China ameaça Japão e diz que país “pagará preço alto” se intervier em Taiwan

Ministério da Defesa chinês reage ao plano japonês de instalar mísseis em ilha próxima a Taiwan e acusa Tóquio de cruzar “linha vermelha”
O Ministério da Defesa Nacional da China elevou o tom contra o Japão nesta quinta 27 ao afirmar que o país vizinho “pagará um preço alto” caso “ouse cruzar a linha vermelha” em relação a Taiwan. A declaração foi feita após o governo japonês anunciar a implantação de mísseis guiados de médio alcance na ilha de Yonaguni, localizada a cerca de 110 quilômetros de Taiwan.
A tensão entre Pequim e Tóquio cresceu depois que a primeira-ministra japonesa, Sanae Takaichi, declarou que o Japão poderia agir militarmente caso a China avance sobre a ilha autogovernada. A fala foi vista pelos chineses como ameaça direta à sua política para Taiwan.
No domingo 23, o ministro da Defesa do Japão, Shinjiro Koizumi, confirmou que o país está “avançando constantemente nos preparativos” para instalar os mísseis em Yonaguni. Segundo ele, a medida reduziria o risco de o Japão ser atacado e não teria por objetivo aumentar as tensões na região. A resposta chinesa veio em tom de advertência.
“O Exército de Libertação Popular da China possui fortes capacidades e meios confiáveis para derrotar qualquer agressor. Caso o lado japonês ouse cruzar a linha vermelha e atrair problemas para si, certamente pagará um preço alto”, declarou o Ministério da Defesa.

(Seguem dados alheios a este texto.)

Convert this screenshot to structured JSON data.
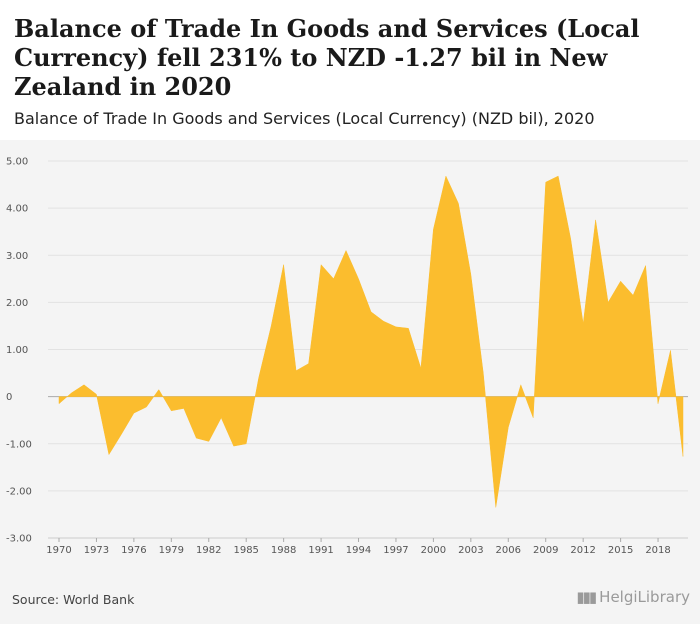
{
  "header": {
    "title": "Balance of Trade In Goods and Services (Local Currency) fell 231% to NZD -1.27 bil in New Zealand in 2020",
    "subtitle": "Balance of Trade In Goods and Services (Local Currency) (NZD bil), 2020"
  },
  "footer": {
    "source": "Source: World Bank",
    "logo_text": "HelgiLibrary"
  },
  "colors": {
    "area_fill": "#fbbd2e",
    "gridline": "#e2e2e2",
    "zero_line": "#aaaaaa"
  },
  "chart_data": {
    "type": "area",
    "title": "",
    "xlabel": "",
    "ylabel": "",
    "ylim": [
      -3,
      5
    ],
    "xlim": [
      1970,
      2020
    ],
    "yticks": [
      -3,
      -2,
      -1,
      0,
      1,
      2,
      3,
      4,
      5
    ],
    "ytick_labels": [
      "-3.00",
      "-2.00",
      "-1.00",
      "0",
      "1.00",
      "2.00",
      "3.00",
      "4.00",
      "5.00"
    ],
    "xticks": [
      1970,
      1973,
      1976,
      1979,
      1982,
      1985,
      1988,
      1991,
      1994,
      1997,
      2000,
      2003,
      2006,
      2009,
      2012,
      2015,
      2018
    ],
    "grid": "horizontal",
    "series": [
      {
        "values": [
          [
            1970,
            -0.15
          ],
          [
            1971,
            0.08
          ],
          [
            1972,
            0.25
          ],
          [
            1973,
            0.05
          ],
          [
            1974,
            -1.23
          ],
          [
            1975,
            -0.8
          ],
          [
            1976,
            -0.35
          ],
          [
            1977,
            -0.22
          ],
          [
            1978,
            0.15
          ],
          [
            1979,
            -0.3
          ],
          [
            1980,
            -0.25
          ],
          [
            1981,
            -0.88
          ],
          [
            1982,
            -0.95
          ],
          [
            1983,
            -0.45
          ],
          [
            1984,
            -1.05
          ],
          [
            1985,
            -1.0
          ],
          [
            1986,
            0.4
          ],
          [
            1987,
            1.5
          ],
          [
            1988,
            2.8
          ],
          [
            1989,
            0.55
          ],
          [
            1990,
            0.7
          ],
          [
            1991,
            2.8
          ],
          [
            1992,
            2.5
          ],
          [
            1993,
            3.1
          ],
          [
            1994,
            2.5
          ],
          [
            1995,
            1.8
          ],
          [
            1996,
            1.6
          ],
          [
            1997,
            1.48
          ],
          [
            1998,
            1.45
          ],
          [
            1999,
            0.6
          ],
          [
            2000,
            3.55
          ],
          [
            2001,
            4.68
          ],
          [
            2002,
            4.1
          ],
          [
            2003,
            2.6
          ],
          [
            2004,
            0.5
          ],
          [
            2005,
            -2.35
          ],
          [
            2006,
            -0.65
          ],
          [
            2007,
            0.25
          ],
          [
            2008,
            -0.45
          ],
          [
            2009,
            4.55
          ],
          [
            2010,
            4.68
          ],
          [
            2011,
            3.35
          ],
          [
            2012,
            1.55
          ],
          [
            2013,
            3.75
          ],
          [
            2014,
            2.0
          ],
          [
            2015,
            2.45
          ],
          [
            2016,
            2.15
          ],
          [
            2017,
            2.78
          ],
          [
            2018,
            -0.15
          ],
          [
            2019,
            0.98
          ],
          [
            2020,
            -1.27
          ]
        ]
      }
    ]
  }
}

O porta-voz da pasta, coronel Jiang Bin, classificou a questão de Taiwan como “assunto puramente interno” da China e afirmou que o Japão não tem legitimidade para se envolver. Ele também resgatou o passado histórico dos dois países:
“Em vez de se arrepender dos crimes de guerra cometidos durante a invasão e colonização de Taiwan, o Japão adota uma abordagem extremamente equivocada ao sugerir uma intervenção militar em uma suposta contingência taiwanesa”, criticou.

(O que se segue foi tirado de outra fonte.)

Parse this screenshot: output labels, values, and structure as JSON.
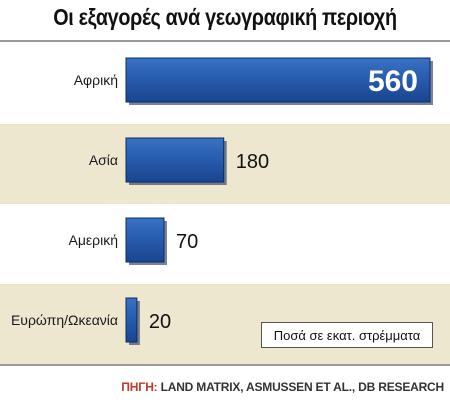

Taiwan reforça defesa e mira apoio internacional
Taiwan funciona como uma nação insular autogovernada, sem controle de Pequim, mas é reivindicada pela China como parte do seu território. Em meio ao aumento da pressão militar e diplomática, o governo taiwanês anunciou, na quarta 26, um orçamento especial de defesa de 40 bilhões de dólares, destinado a reforçar as capacidades militares diante das manobras chinesas.

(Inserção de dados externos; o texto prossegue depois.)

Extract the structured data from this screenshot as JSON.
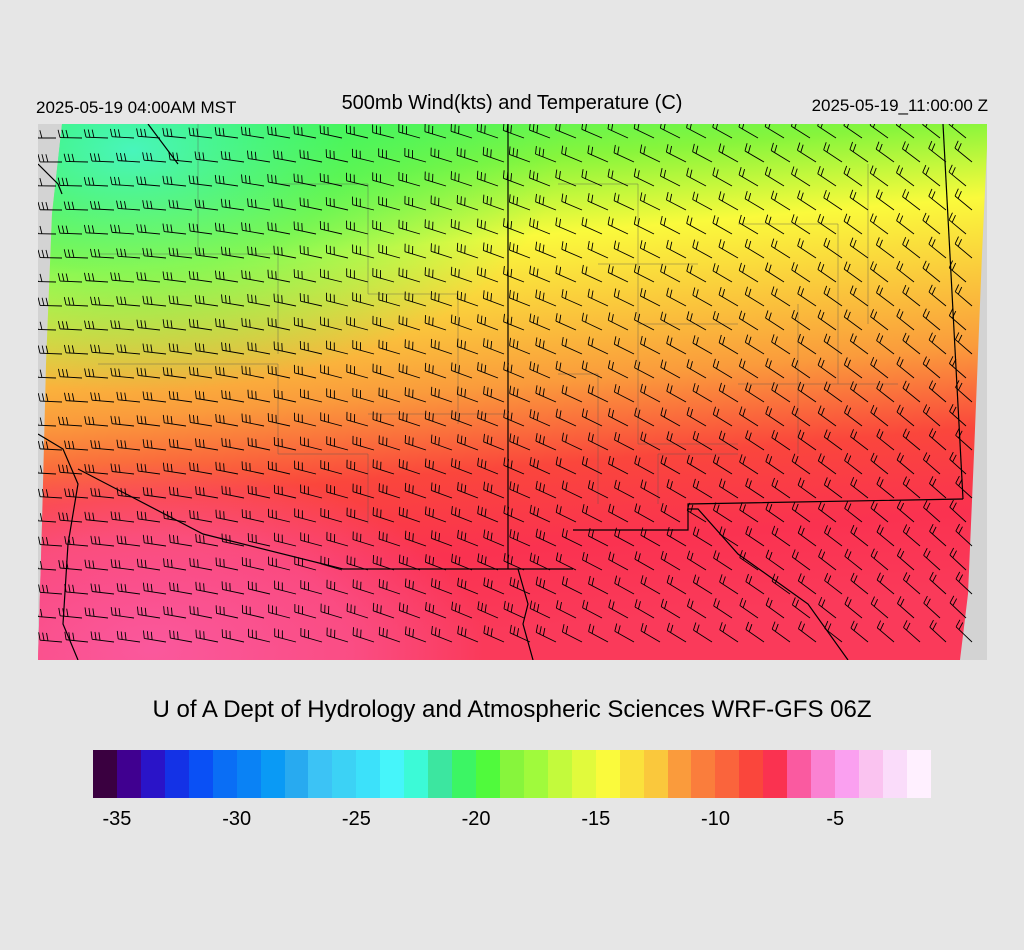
{
  "header": {
    "left_time": "2025-05-19 04:00AM MST",
    "title": "500mb Wind(kts) and Temperature (C)",
    "right_time": "2025-05-19_11:00:00 Z"
  },
  "credit": "U of A Dept of Hydrology and Atmospheric Sciences WRF-GFS 06Z",
  "colorbar": {
    "colors": [
      "#3a0040",
      "#400090",
      "#2a14c8",
      "#1432e6",
      "#0a50f5",
      "#0a6ef5",
      "#0a82f5",
      "#0a9af5",
      "#28aaf0",
      "#3cc3f5",
      "#3cd2f5",
      "#3ce1fa",
      "#46f5fa",
      "#3cfad7",
      "#3ce6a0",
      "#3cf564",
      "#50fa3c",
      "#87f53c",
      "#a0fa3c",
      "#c3fa3c",
      "#e1fa3c",
      "#fafa3c",
      "#fae13c",
      "#fac83c",
      "#fa9b3c",
      "#fa7d3c",
      "#fa643c",
      "#fa463c",
      "#fa3250",
      "#fa5aa0",
      "#fa82d2",
      "#faa0f0",
      "#fac3f0",
      "#fadcfa",
      "#fff0ff"
    ],
    "tick_labels": [
      {
        "text": "-35",
        "value": -35
      },
      {
        "text": "-30",
        "value": -30
      },
      {
        "text": "-25",
        "value": -25
      },
      {
        "text": "-20",
        "value": -20
      },
      {
        "text": "-15",
        "value": -15
      },
      {
        "text": "-10",
        "value": -10
      },
      {
        "text": "-5",
        "value": -5
      }
    ],
    "range": [
      -36,
      -1
    ]
  },
  "map": {
    "variable": "temperature_c_500mb",
    "wind_units": "kts"
  }
}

Ao comentar o plano, o presidente da ilha afirmou que o compromisso de Taiwan com a paz e a estabilidade regional é “inabalável” e que “nenhum país estará mais determinado a proteger o futuro de Taiwan do que o próprio povo taiwanês”.
Do lado chinês, o presidente Xi Jinping vem insistindo que o retorno de Taiwan ao domínio de Pequim é “fundamental para manter a ordem internacional do pós-Segunda Guerra Mundial”. Em conversa recente com o presidente dos Estados Unidos, Donald Trump, Xi evocou a história da aliança entre os dois países contra o fascismo:
“China e Estados Unidos lutaram lado a lado contra o fascismo e o militarismo. Diante do que está acontecendo, é ainda mais importante que atuemos juntos para preservar a vitória da Segunda Guerra Mundial”, afirmou o líder chinês.
O impasse em torno de Taiwan, agora envolvendo diretamente China, Japão e Estados Unidos, mantém o clima de incerteza no Indo-Pacífico e eleva o risco de novos episódios de confronto diplomático e militar na região.